祐ちゃんゴメン。オレ寝込んでて。今からそっちへいくけん待ってて。

「雅之・・・ここに来ようとしていたんだ・・・なのに、なんで・・・」
祐一は掠れた声で言い、よろよろと椅子に座ると電話を持ったまま机につっぷした。肩が小刻みに震えていた。

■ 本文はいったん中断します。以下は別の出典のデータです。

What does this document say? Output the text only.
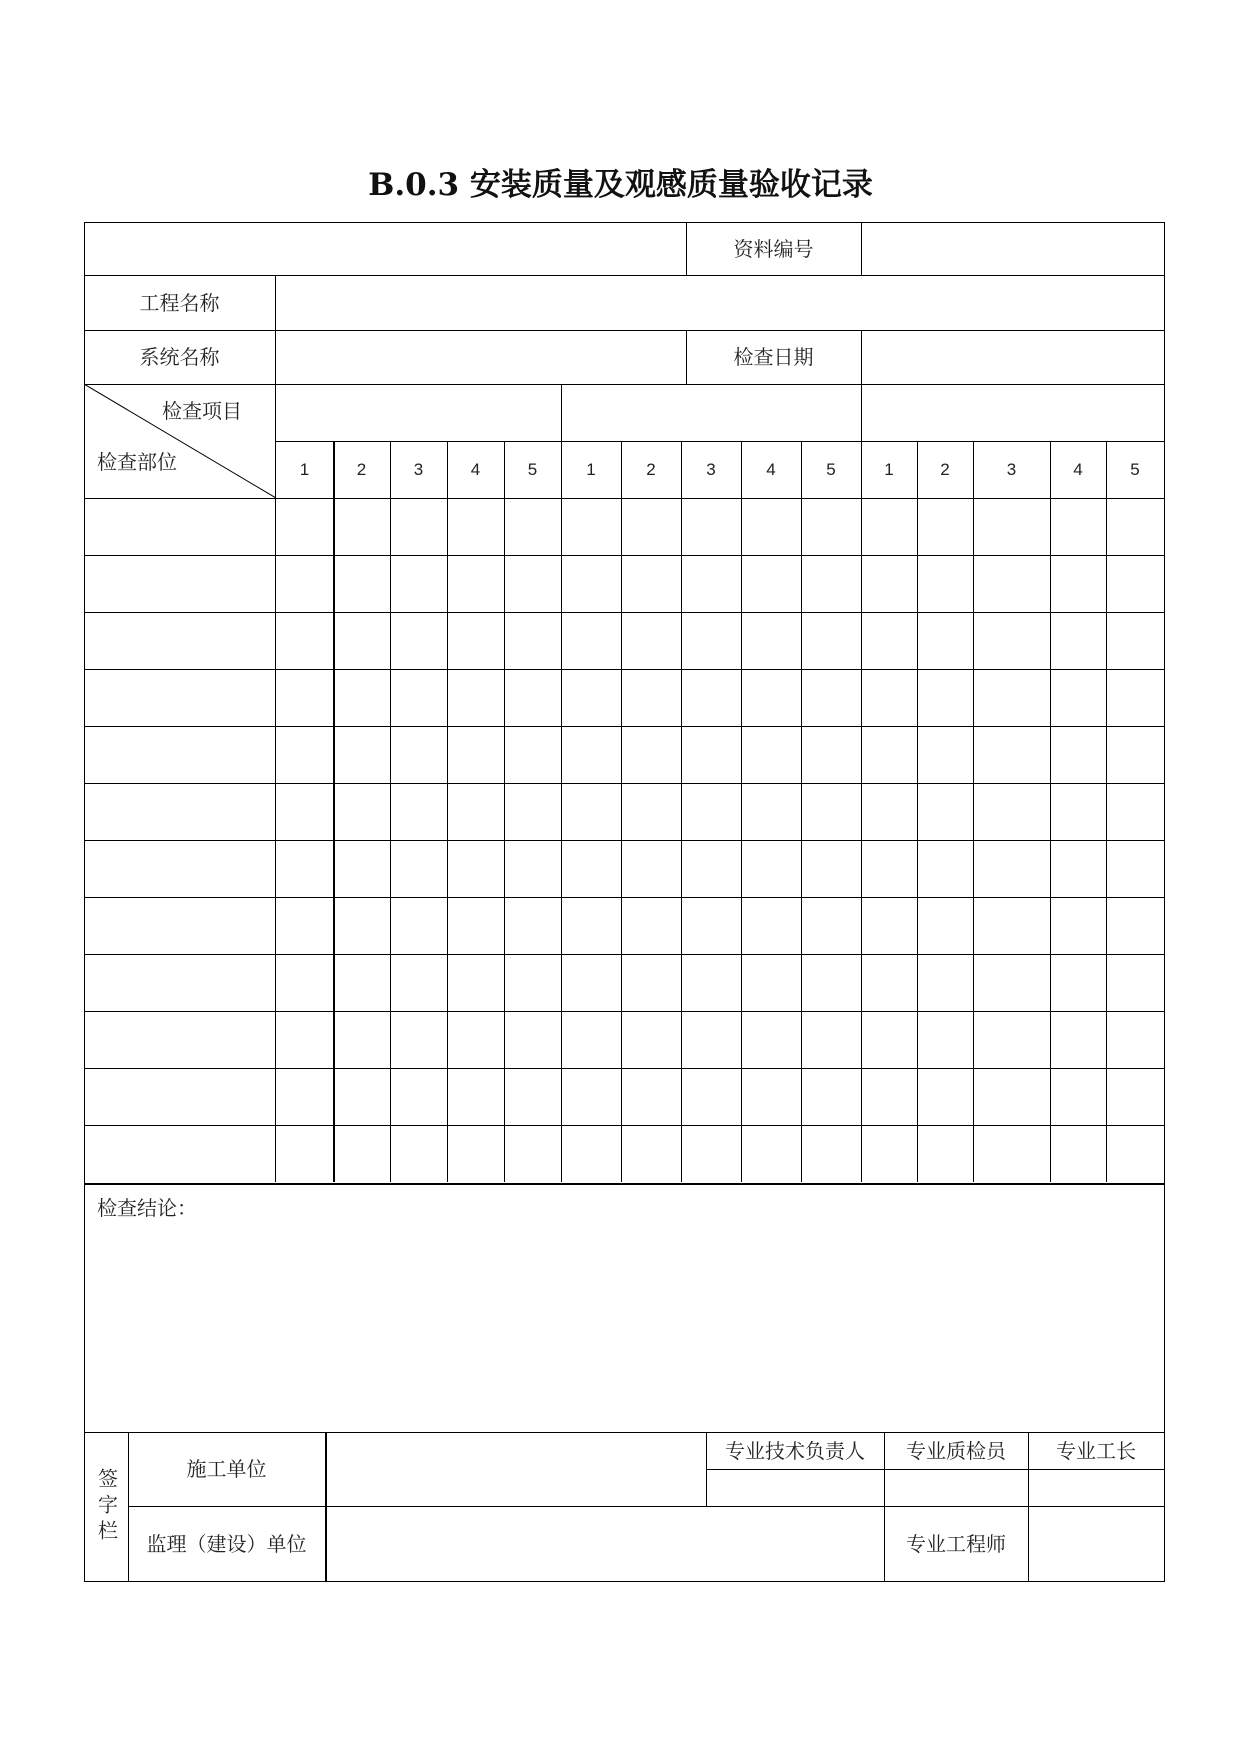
B.0.3 安装质量及观感质量验收记录
资料编号
工程名称
系统名称	检查日期
检查项目
检查部位	1	2	3	4	5	1	2	3	4	5	1	2	3	4	5
检查结论：
签字栏	施工单位
专业技术负责人	专业质检员	专业工长
监理（建设）单位	专业工程师
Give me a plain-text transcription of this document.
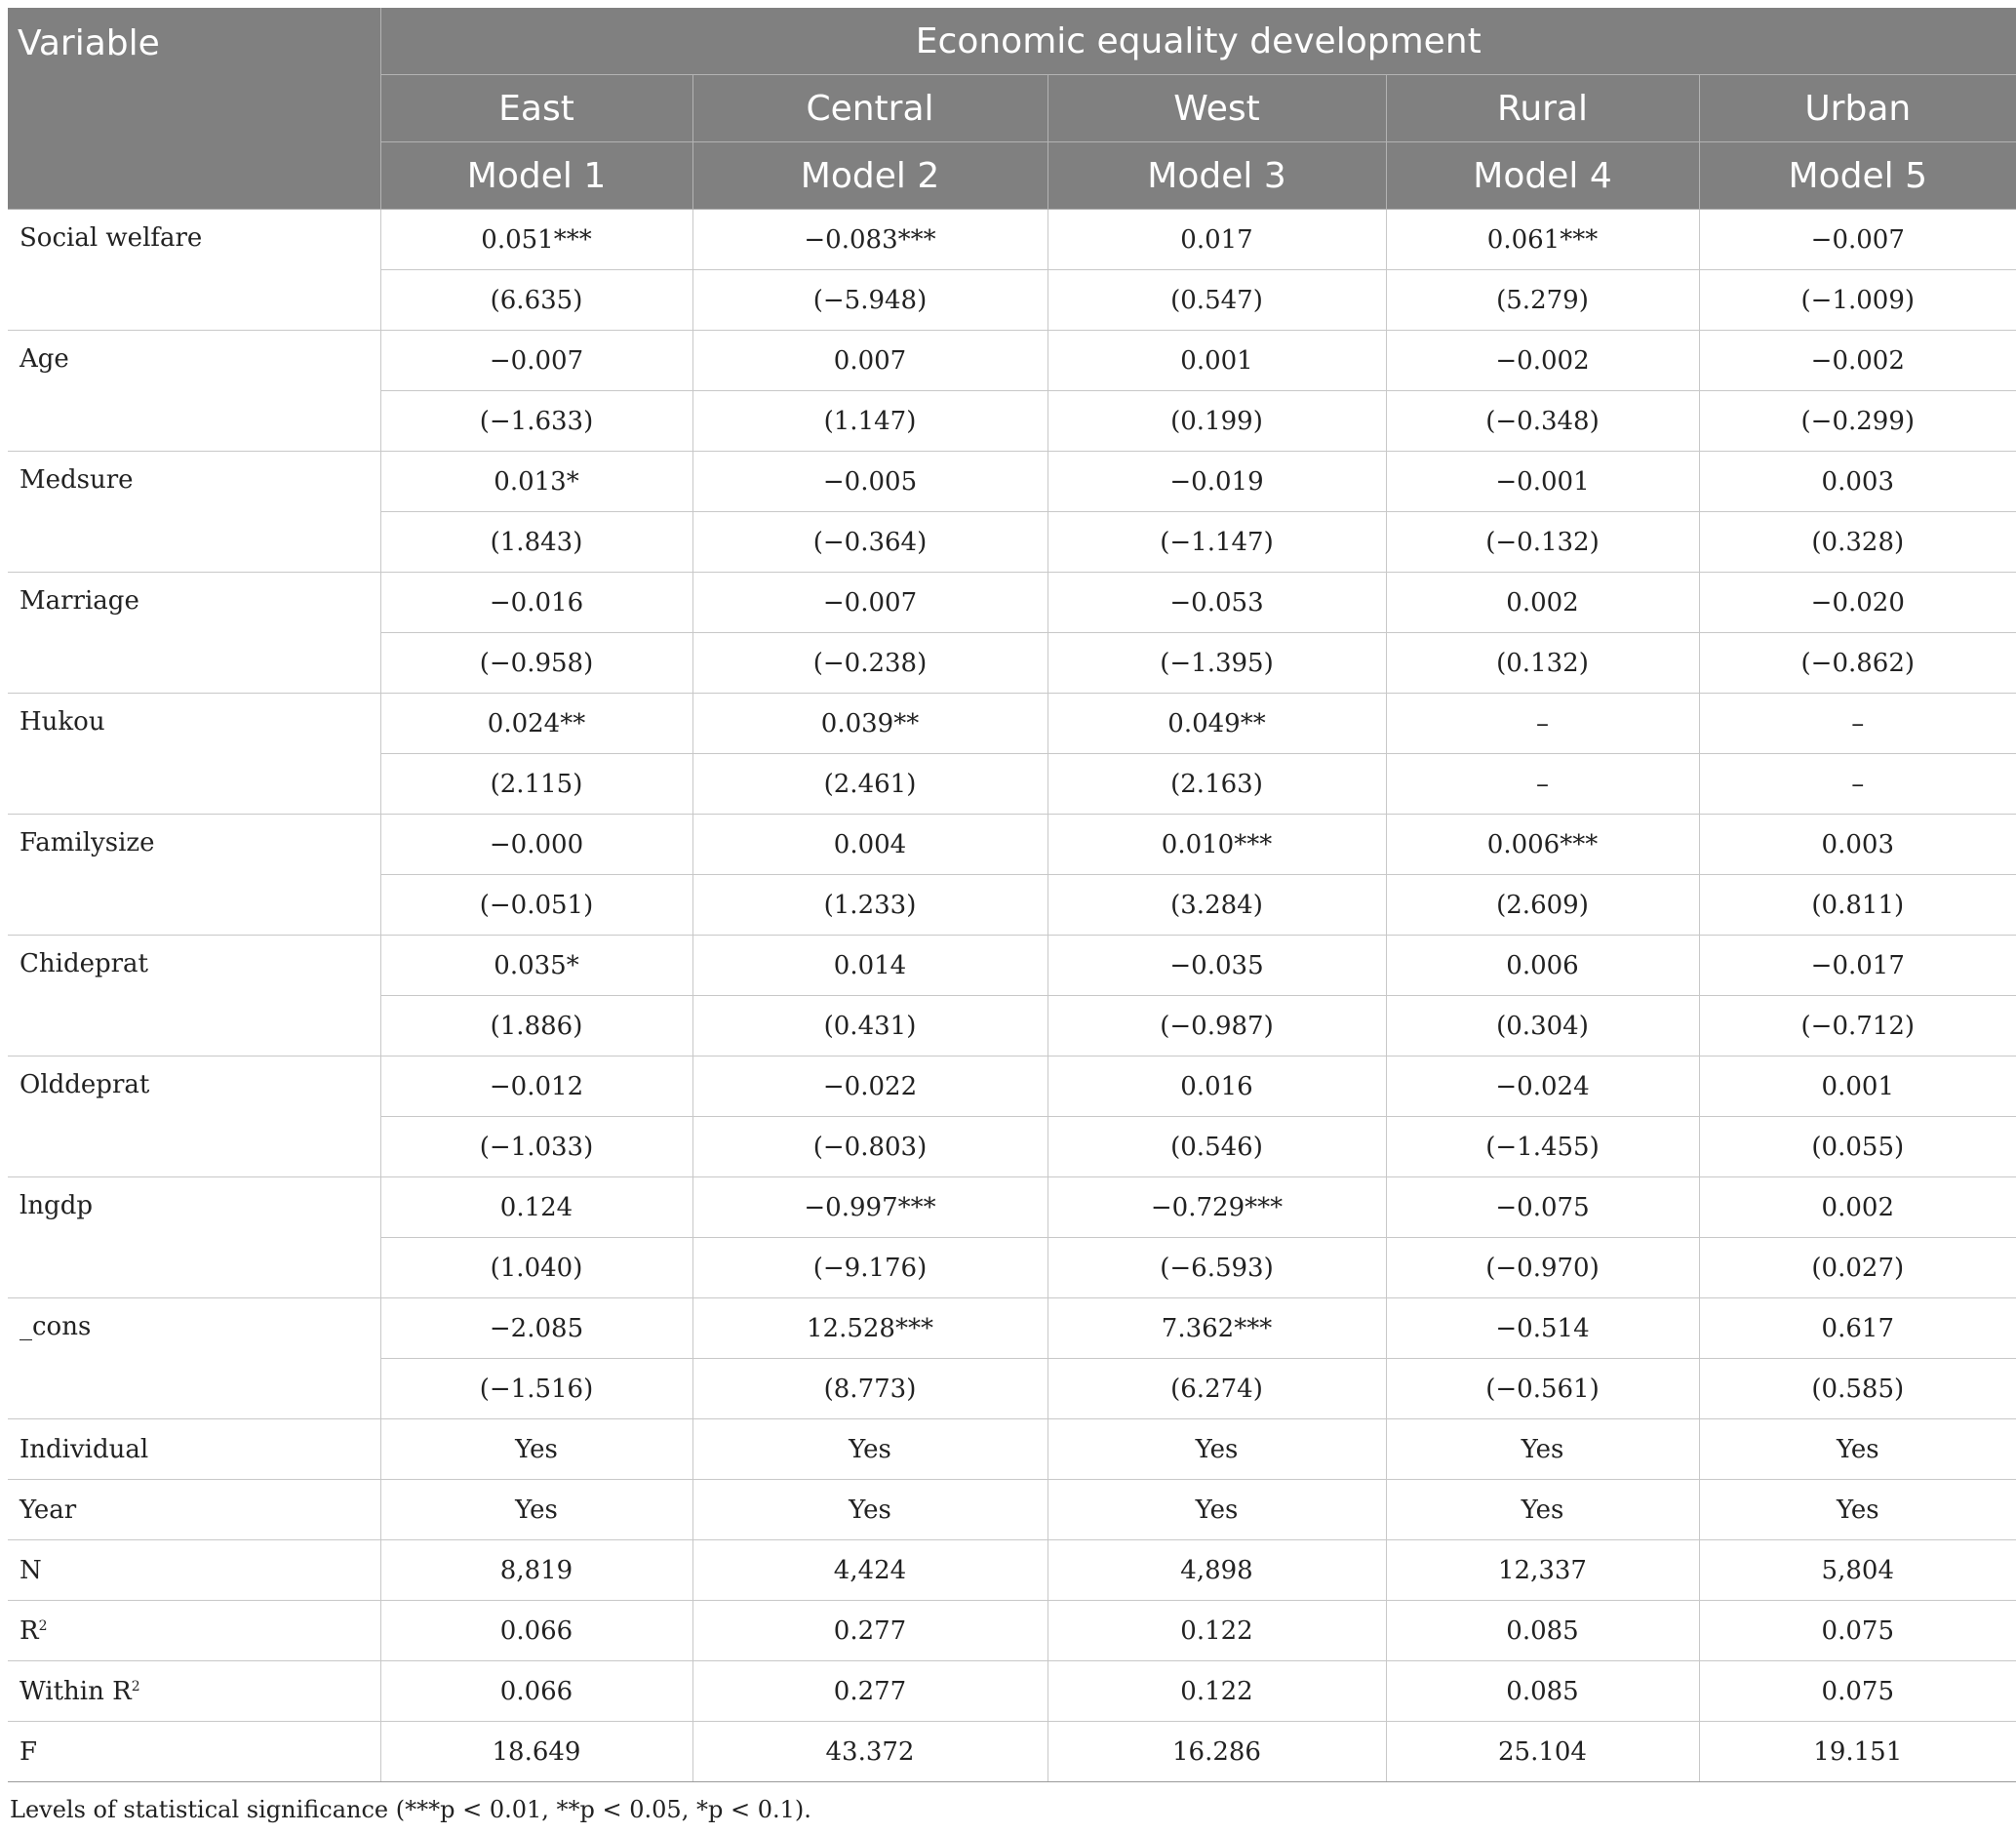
Variable	Economic equality development				
	East	Central	West	Rural	Urban
	Model 1	Model 2	Model 3	Model 4	Model 5
Social welfare	0.051***	−0.083***	0.017	0.061***	−0.007
	(6.635)	(−5.948)	(0.547)	(5.279)	(−1.009)
Age	−0.007	0.007	0.001	−0.002	−0.002
	(−1.633)	(1.147)	(0.199)	(−0.348)	(−0.299)
Medsure	0.013*	−0.005	−0.019	−0.001	0.003
	(1.843)	(−0.364)	(−1.147)	(−0.132)	(0.328)
Marriage	−0.016	−0.007	−0.053	0.002	−0.020
	(−0.958)	(−0.238)	(−1.395)	(0.132)	(−0.862)
Hukou	0.024**	0.039**	0.049**	–	–
	(2.115)	(2.461)	(2.163)	–	–
Familysize	−0.000	0.004	0.010***	0.006***	0.003
	(−0.051)	(1.233)	(3.284)	(2.609)	(0.811)
Chideprat	0.035*	0.014	−0.035	0.006	−0.017
	(1.886)	(0.431)	(−0.987)	(0.304)	(−0.712)
Olddeprat	−0.012	−0.022	0.016	−0.024	0.001
	(−1.033)	(−0.803)	(0.546)	(−1.455)	(0.055)
lngdp	0.124	−0.997***	−0.729***	−0.075	0.002
	(1.040)	(−9.176)	(−6.593)	(−0.970)	(0.027)
_cons	−2.085	12.528***	7.362***	−0.514	0.617
	(−1.516)	(8.773)	(6.274)	(−0.561)	(0.585)
Individual	Yes	Yes	Yes	Yes	Yes
Year	Yes	Yes	Yes	Yes	Yes
N	8,819	4,424	4,898	12,337	5,804
$R^2$	0.066	0.277	0.122	0.085	0.075
Within $R^2$	0.066	0.277	0.122	0.085	0.075
F	18.649	43.372	16.286	25.104	19.151
Levels of statistical significance (***p < 0.01, **p < 0.05, *p < 0.1).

葛西はその姿を見ながら、事故の情報が間違いであることを願った。
 

 女は事故現場から離れると、電話をかけはじめた。
「私です。例の少年が、今『炸裂』しました。おそらく・・・」
「そうか、やはり予定外に話が進んでしまったな」
「阻止できず、申し訳ありません。まさかあの人があんな・・・」
「気にするな。単に計画が早めに進むだけだ。『賽は投げられた』というわけだな。まあ、こんな地方で始まったのは想定外だが」
「申し訳ありません・・・」
「君が謝ることはない。すべては神の思し召しさ。さあ、早く帰ってきて状況を説明しておくれ」
「承知いたしました」
女は携帯電話を閉じ、軽くため息をついた。
「本当に、どうしてこんなことに・・・」
女はそういうと、遠くに見える事故現場の喧騒を思いながら顔を覆ったが、すぐに姿勢を正すと何かつぶやいた。女はその後しばらく歩き、ようやく見つけたタクシーに乗り込むと、JRL駅まで行った。N鉄道の事故で電車に乗れなくなった人々が流れてきてごった返した駅に向かい、人ごみの中に消えていった。